Sure, some of may have heard that a messy desk is a sign of genius, but as your parents always tell you, clutter isn’t healthy. This is because your well-being could become victim to the “clutter effect”, which relates to stress, life satisfaction, physical health, and cognition. Recent scientific studies have revealed how clutter compromises an individual’s perception of home, and ultimately feelings of satisfaction with life. Here’s what they found if you have a messy life:
1. You Eat More Junk Food
Do you realise that you actually eat more junk food if your kitchen is chaotic? A recent study showed that those who were disorganised and messy ate twice as much junk food as those in a non-chaotic kitchen.
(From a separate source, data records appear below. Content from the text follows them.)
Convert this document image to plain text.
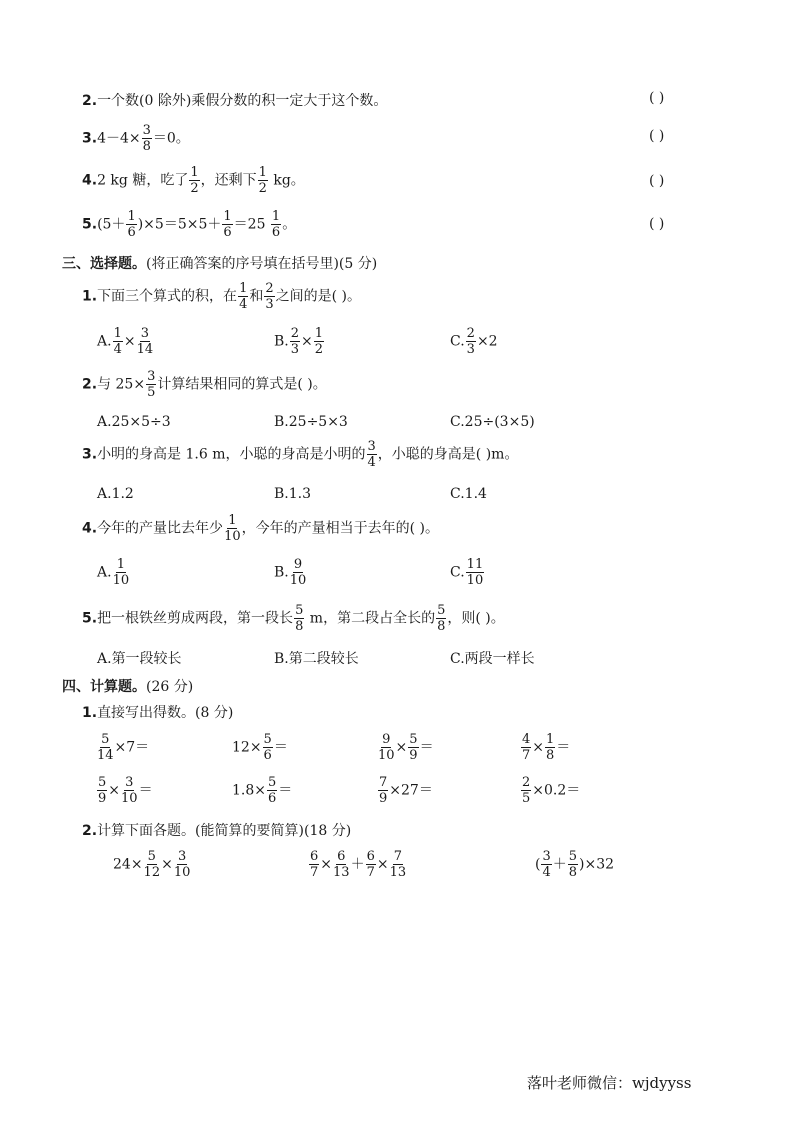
2.一个数(0 除外)乘假分数的积一定大于这个数。	( )
$3.4-4\times \frac{3}{8} =0$。	( )
4.2 kg 糖，吃了 $\frac{1}{2}$ ，还剩下 $\frac{1}{2}$ kg。	( )
$5.(5+ \frac{1}{6} )\times 5=5\times 5+ \frac{1}{6} =25 \frac{1}{6}$ 。	( )
三、选择题。(将正确答案的序号填在括号里)(5 分)
1.下面三个算式的积，在 $\frac{1}{4}$ 和 $\frac{2}{3}$ 之间的是( )。
A. $\frac{1}{4} \times \frac{3}{14}$	B. $\frac{2}{3} \times \frac{1}{2}$	C. $\frac{2}{3} \times 2$
2.与 $25\times \frac{3}{5}$ 计算结果相同的算式是( )。
A.25×5÷3	B.25÷5×3	C.25÷(3×5)
3.小明的身高是 1.6 m，小聪的身高是小明的 $\frac{3}{4}$ ，小聪的身高是( )m。
A.1.2	B.1.3	C.1.4
4.今年的产量比去年少 $\frac{1}{10}$ ，今年的产量相当于去年的( )。
A. $\frac{1}{10}$	B. $\frac{9}{10}$	C. $\frac{11}{10}$
5.把一根铁丝剪成两段，第一段长 $\frac{5}{8}$ m，第二段占全长的 $\frac{5}{8}$ ，则( )。
A.第一段较长	B.第二段较长	C.两段一样长
四、计算题。(26 分)
1.直接写出得数。(8 分)
$\frac{5}{14} \times 7=$	$12\times \frac{5}{6}$ ＝	$\frac{9}{10} \times \frac{5}{9}$ ＝	$\frac{4}{7} \times \frac{1}{8}$ ＝
$\frac{5}{9} \times \frac{3}{10}$ ＝	$1.8\times \frac{5}{6}$ ＝	$\frac{7}{9} \times 27=$	$\frac{2}{5} \times 0.2=$
2.计算下面各题。(能简算的要简算)(18 分)
$24\times \frac{5}{12} \times \frac{3}{10}$	$\frac{6}{7} \times \frac{6}{13} + \frac{6}{7} \times \frac{7}{13}$	( $\frac{3}{4} + \frac{5}{8} )\times 32$
落叶老师微信：wjdyyss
This could be because they’re more stressed by the mess.
2. Your Room is Your Enemy
Having too many things in too small a space in your room will make you confuse your room’s identity. Your room should be a retreat from the outside world, and a messy room makes it feel like the enemy, not a friend.
3. You Have Higher Stress Levels
Everyone is familiar with the idea that an uncluttered room creates a calm and zen environment which is good for ‘mental hygiene’. One research on workplace satisfaction found that while being able to personalise their surroundings is beneficial, when their environment become cluttered, the employees were less efficient. This means that feeling stressed from a cluttered table is enough to cause anyone’s mental hygiene to deteriorate – as you’ve probably experienced yourself when you can’t find that thesis you worked so hard for is lost under that pile of mess.
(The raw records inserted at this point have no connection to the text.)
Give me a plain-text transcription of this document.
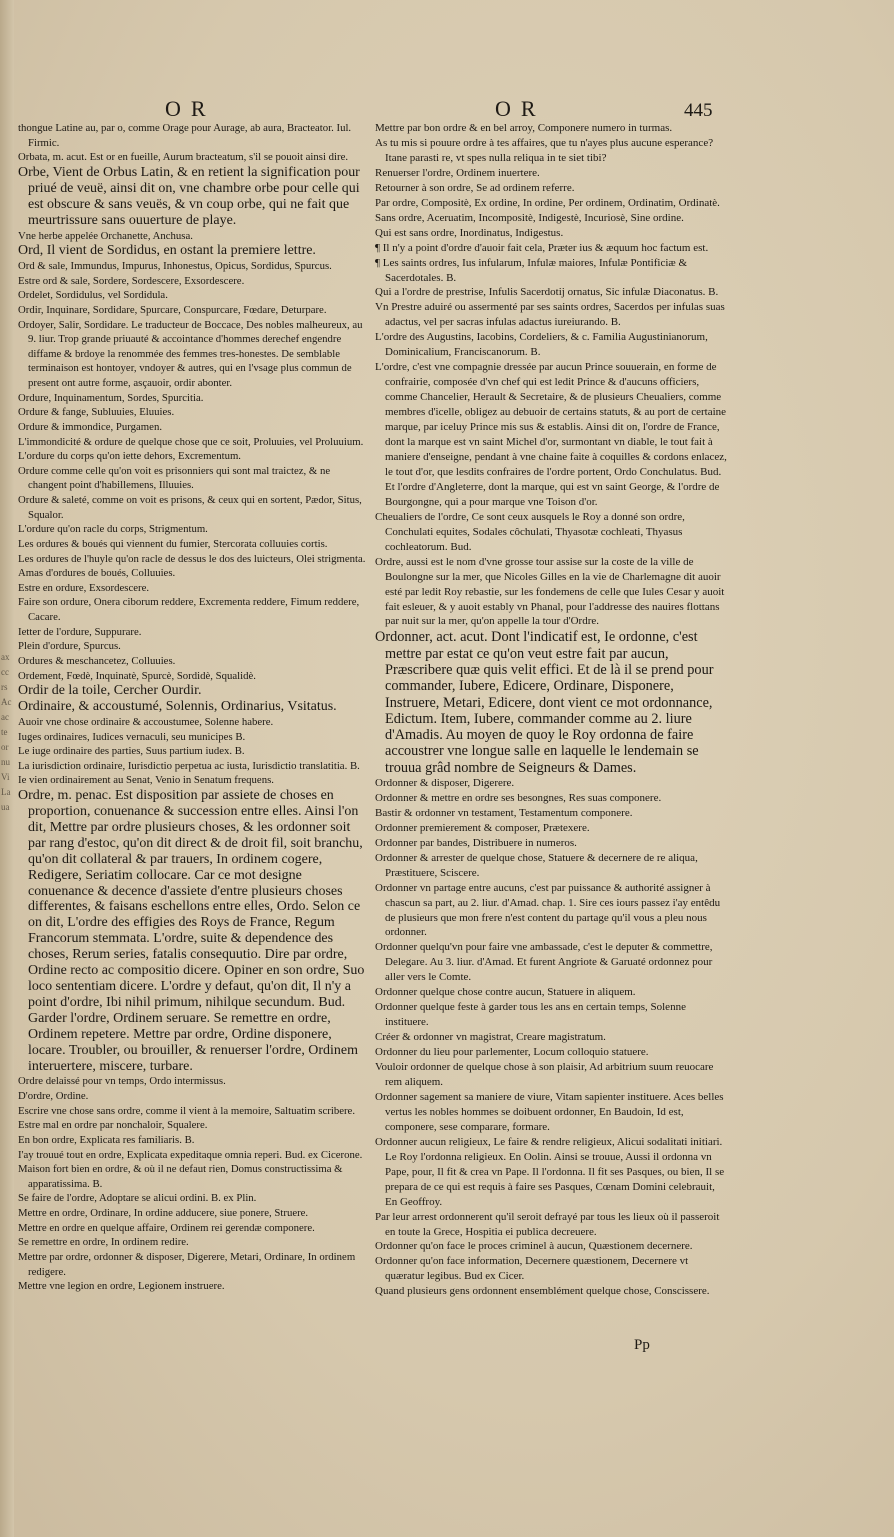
ax
cc
rs
Ac
ac
te
or
nu
Vi
La
ua
OR	OR	445

thongue Latine au, par o, comme Orage pour Aurage, ab aura, Bracteator. Iul. Firmic.

Orbata, m. acut. Est or en fueille, Aurum bracteatum, s'il se pouoit ainsi dire.

Orbe, Vient de Orbus Latin, & en retient la signification pour priué de veuë, ainsi dit on, vne chambre orbe pour celle qui est obscure & sans veuës, & vn coup orbe, qui ne fait que meurtrissure sans ouuerture de playe.

Vne herbe appelée Orchanette, Anchusa.

Ord, Il vient de Sordidus, en ostant la premiere lettre.

Ord & sale, Immundus, Impurus, Inhonestus, Opicus, Sordidus, Spurcus.

Estre ord & sale, Sordere, Sordescere, Exsordescere.

Ordelet, Sordidulus, vel Sordidula.

Ordir, Inquinare, Sordidare, Spurcare, Conspurcare, Fœdare, Deturpare.

Ordoyer, Salir, Sordidare. Le traducteur de Boccace, Des nobles malheureux, au 9. liur. Trop grande priuauté & accointance d'hommes derechef engendre diffame & brdoye la renommée des femmes tres-honestes. De semblable terminaison est hontoyer, vndoyer & autres, qui en l'vsage plus commun de present ont autre forme, asçauoir, ordir abonter.

Ordure, Inquinamentum, Sordes, Spurcitia.

Ordure & fange, Subluuies, Eluuies.

Ordure & immondice, Purgamen.

L'immondicité & ordure de quelque chose que ce soit, Proluuies, vel Proluuium.

L'ordure du corps qu'on iette dehors, Excrementum.

Ordure comme celle qu'on voit es prisonniers qui sont mal traictez, & ne changent point d'habillemens, Illuuies.

Ordure & saleté, comme on voit es prisons, & ceux qui en sortent, Pædor, Situs, Squalor.

L'ordure qu'on racle du corps, Strigmentum.

Les ordures & boués qui viennent du fumier, Stercorata colluuies cortis.

Les ordures de l'huyle qu'on racle de dessus le dos des luicteurs, Olei strigmenta.

Amas d'ordures de boués, Colluuies.

Estre en ordure, Exsordescere.

Faire son ordure, Onera ciborum reddere, Excrementa reddere, Fimum reddere, Cacare.

Ietter de l'ordure, Suppurare.

Plein d'ordure, Spurcus.

Ordures & meschancetez, Colluuies.

Ordement, Fœdè, Inquinatè, Spurcè, Sordidè, Squalidè.

Ordir de la toile, Cercher Ourdir.

Ordinaire, & accoustumé, Solennis, Ordinarius, Vsitatus.

Auoir vne chose ordinaire & accoustumee, Solenne habere.

Iuges ordinaires, Iudices vernaculi, seu municipes B.

Le iuge ordinaire des parties, Suus partium iudex. B.

La iurisdiction ordinaire, Iurisdictio perpetua ac iusta, Iurisdictio translatitia. B.

Ie vien ordinairement au Senat, Venio in Senatum frequens.

Ordre, m. penac. Est disposition par assiete de choses en proportion, conuenance & succession entre elles. Ainsi l'on dit, Mettre par ordre plusieurs choses, & les ordonner soit par rang d'estoc, qu'on dit direct & de droit fil, soit branchu, qu'on dit collateral & par trauers, In ordinem cogere, Redigere, Seriatim collocare. Car ce mot designe conuenance & decence d'assiete d'entre plusieurs choses differentes, & faisans eschellons entre elles, Ordo. Selon ce on dit, L'ordre des effigies des Roys de France, Regum Francorum stemmata. L'ordre, suite & dependence des choses, Rerum series, fatalis consequutio. Dire par ordre, Ordine recto ac compositio dicere. Opiner en son ordre, Suo loco sententiam dicere. L'ordre y defaut, qu'on dit, Il n'y a point d'ordre, Ibi nihil primum, nihilque secundum. Bud. Garder l'ordre, Ordinem seruare. Se remettre en ordre, Ordinem repetere. Mettre par ordre, Ordine disponere, locare. Troubler, ou brouiller, & renuerser l'ordre, Ordinem interuertere, miscere, turbare.

Ordre delaissé pour vn temps, Ordo intermissus.

D'ordre, Ordine.

Escrire vne chose sans ordre, comme il vient à la memoire, Saltuatim scribere.

Estre mal en ordre par nonchaloir, Squalere.

En bon ordre, Explicata res familiaris. B.

I'ay trouué tout en ordre, Explicata expeditaque omnia reperi. Bud. ex Cicerone.

Maison fort bien en ordre, & où il ne defaut rien, Domus constructissima & apparatissima. B.

Se faire de l'ordre, Adoptare se alicui ordini. B. ex Plin.

Mettre en ordre, Ordinare, In ordine adducere, siue ponere, Struere.

Mettre en ordre en quelque affaire, Ordinem rei gerendæ componere.

Se remettre en ordre, In ordinem redire.

Mettre par ordre, ordonner & disposer, Digerere, Metari, Ordinare, In ordinem redigere.

Mettre vne legion en ordre, Legionem instruere.

Mettre par bon ordre & en bel arroy, Componere numero in turmas.

As tu mis si pouure ordre à tes affaires, que tu n'ayes plus aucune esperance? Itane parasti re, vt spes nulla reliqua in te siet tibi?

Renuerser l'ordre, Ordinem inuertere.

Retourner à son ordre, Se ad ordinem referre.

Par ordre, Compositè, Ex ordine, In ordine, Per ordinem, Ordinatim, Ordinatè.

Sans ordre, Aceruatim, Incompositè, Indigestè, Incuriosè, Sine ordine.

Qui est sans ordre, Inordinatus, Indigestus.

¶ Il n'y a point d'ordre d'auoir fait cela, Præter ius & æquum hoc factum est.

¶ Les saints ordres, Ius infularum, Infulæ maiores, Infulæ Pontificiæ & Sacerdotales. B.

Qui a l'ordre de prestrise, Infulis Sacerdotij ornatus, Sic infulæ Diaconatus. B.

Vn Prestre aduiré ou assermenté par ses saints ordres, Sacerdos per infulas suas adactus, vel per sacras infulas adactus iureiurando. B.

L'ordre des Augustins, Iacobins, Cordeliers, & c. Familia Augustinianorum, Dominicalium, Franciscanorum. B.

L'ordre, c'est vne compagnie dressée par aucun Prince souuerain, en forme de confrairie, composée d'vn chef qui est ledit Prince & d'aucuns officiers, comme Chancelier, Herault & Secretaire, & de plusieurs Cheualiers, comme membres d'icelle, obligez au debuoir de certains statuts, & au port de certaine marque, par iceluy Prince mis sus & establis. Ainsi dit on, l'ordre de France, dont la marque est vn saint Michel d'or, surmontant vn diable, le tout fait à maniere d'enseigne, pendant à vne chaine faite à coquilles & cordons enlacez, le tout d'or, que lesdits confraires de l'ordre portent, Ordo Conchulatus. Bud. Et l'ordre d'Angleterre, dont la marque, qui est vn saint George, & l'ordre de Bourgongne, qui a pour marque vne Toison d'or.

Cheualiers de l'ordre, Ce sont ceux ausquels le Roy a donné son ordre, Conchulati equites, Sodales côchulati, Thyasotæ cochleati, Thyasus cochleatorum. Bud.

Ordre, aussi est le nom d'vne grosse tour assise sur la coste de la ville de Boulongne sur la mer, que Nicoles Gilles en la vie de Charlemagne dit auoir esté par ledit Roy rebastie, sur les fondemens de celle que Iules Cesar y auoit fait esleuer, & y auoit estably vn Phanal, pour l'addresse des nauires flottans par nuit sur la mer, qu'on appelle la tour d'Ordre.

Ordonner, act. acut. Dont l'indicatif est, Ie ordonne, c'est mettre par estat ce qu'on veut estre fait par aucun, Præscribere quæ quis velit effici. Et de là il se prend pour commander, Iubere, Edicere, Ordinare, Disponere, Instruere, Metari, Edicere, dont vient ce mot ordonnance, Edictum. Item, Iubere, commander comme au 2. liure d'Amadis. Au moyen de quoy le Roy ordonna de faire accoustrer vne longue salle en laquelle le lendemain se trouua grâd nombre de Seigneurs & Dames.

Ordonner & disposer, Digerere.

Ordonner & mettre en ordre ses besongnes, Res suas componere.

Bastir & ordonner vn testament, Testamentum componere.

Ordonner premierement & composer, Prætexere.

Ordonner par bandes, Distribuere in numeros.

Ordonner & arrester de quelque chose, Statuere & decernere de re aliqua, Præstituere, Sciscere.

Ordonner vn partage entre aucuns, c'est par puissance & authorité assigner à chascun sa part, au 2. liur. d'Amad. chap. 1. Sire ces iours passez i'ay entêdu de plusieurs que mon frere n'est content du partage qu'il vous a pleu nous ordonner.

Ordonner quelqu'vn pour faire vne ambassade, c'est le deputer & commettre, Delegare. Au 3. liur. d'Amad. Et furent Angriote & Garuaté ordonnez pour aller vers le Comte.

Ordonner quelque chose contre aucun, Statuere in aliquem.

Ordonner quelque feste à garder tous les ans en certain temps, Solenne instituere.

Créer & ordonner vn magistrat, Creare magistratum.

Ordonner du lieu pour parlementer, Locum colloquio statuere.

Vouloir ordonner de quelque chose à son plaisir, Ad arbitrium suum reuocare rem aliquem.

Ordonner sagement sa maniere de viure, Vitam sapienter instituere. Aces belles vertus les nobles hommes se doibuent ordonner, En Baudoin, Id est, componere, sese comparare, formare.

Ordonner aucun religieux, Le faire & rendre religieux, Alicui sodalitati initiari. Le Roy l'ordonna religieux. En Oolin. Ainsi se trouue, Aussi il ordonna vn Pape, pour, Il fit & crea vn Pape. Il l'ordonna. Il fit ses Pasques, ou bien, Il se prepara de ce qui est requis à faire ses Pasques, Cœnam Domini celebrauit, En Geoffroy.

Par leur arrest ordonnerent qu'il seroit defrayé par tous les lieux où il passeroit en toute la Grece, Hospitia ei publica decreuere.

Ordonner qu'on face le proces criminel à aucun, Quæstionem decernere.

Ordonner qu'on face information, Decernere quæstionem, Decernere vt quæratur legibus. Bud ex Cicer.

Quand plusieurs gens ordonnent ensemblément quelque chose, Conscissere.

Pp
4. You Can’t Process Emotions Well
It’s hard to read people’s emotions when they’re surrounded with clutter. In movies, you don’t find messy backgrounds to detract from the actor’s emotions, so the same applies in real life. For an experiment, try and gauge what your messy professor (we all know one) is feeling when they’re seated at their messy desk.
5. Your Memory Suffers
You’ve probably experienced ‘mental clutter’, a feeling when you can’t seem to focus on one thing. It’s especially prevalent if you’re a messy person since everything around you wants your attention. With mental clutter, in theory, you’ll be slower and less efficient in processing information – it’s a leading cause of old-age memory loss. This translates to compromised short-term memory tasks (Did you forget to return the library book? Did you forget the speaker’s name?), as well as long-term mental exercises where you may struggle to remember things you should already know because you have a million things in your head, but you can’t pick out a single one of them.
So do your poor brain a favour, and get rid of the clutter – in your home, your desk. You may just realise how a clean environment is so important to being happy.